In any serious accounting, there are roughly 18 state legislative seats where an independent could at least have made the race honest, with maybe three or four in the Senate and roughly fourteen or fifteen in the House. Instead, nearly all the money, energy and attention went into Mike Duggan’s campaign. That may have felt like a bold bet on change, but it left voters without independent contenders in the places where leverage is actually created. 

That matters because the cost of missing this window is real. In 2028, only the state House will be back on the ballot while the state Senate will be set for another four years. So, the people warning us about the future damage a dysfunctional system will do to our state not only failed to make any impact this cycle, but their swing for the fences approach also ensured we were left with the status quo for the foreseeable future.

As Duggan himself pointed out, of the $5 million his campaign raised, well over ninety percent of his contributions came from Michigan residents. Imagine for a moment that instead of placing all the eggs in one basket, there had been a coordinated effort to support candidates in each of the state House and Senate districts where a well-funded, well-organized independent candidate could credibly compete.
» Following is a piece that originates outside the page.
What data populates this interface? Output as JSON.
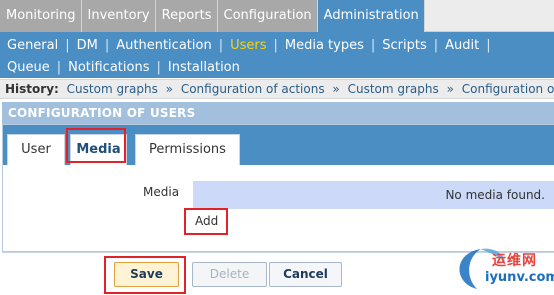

Had just a couple of those candidates succeeded they could have changed the legislative math in a good way. They would have forced Republicans and Democrats to stop relying on party line votes and required conversations across party lines.

Just as important, no single independent lawmaker would be able to hold the entire system hostage. If they became more interested in making a point than making progress, Republicans and Democrats would always have other ways to build majorities to move legislation forward.

More importantly, this outcome would reflect what Michigan voters have been asking for all along and which went to the heart of Duggan’s initial appeal as an independent candidate. Poll after poll shows that voters are tired of partisan gridlock and want elected officials to work together to solve problems. A recent Detroit Regional Chamber survey found overwhelming support for the belief that Republicans and Democrats should find common ground and govern through compromise.

As we heard all throughout Duggan’s run, Michigan has no shortage of problems requiring that kind of cooperation. Whether it’s the shambolic state of our education system, an unemployment rate that ranks in the bottom ten, or a per person income rate that, over the past 25 years, has fallen faster and further than any other state, voters want the Legislature to engage in less partisan warfare and more problem-solving.

In the end, voters aren't frustrated with American politics because we haven't found the right individual. They're frustrated because the existing system continues to produce bad outcomes.

Mike Duggan was gracious in his exit, saying that he hoped his campaign would have "a real long-term impact." But the truth of the matter is that Michigan is likely to get more of the same. Not because voters prefer the status quo but because the people who claimed to want something different never built a real alternative where it counted the most.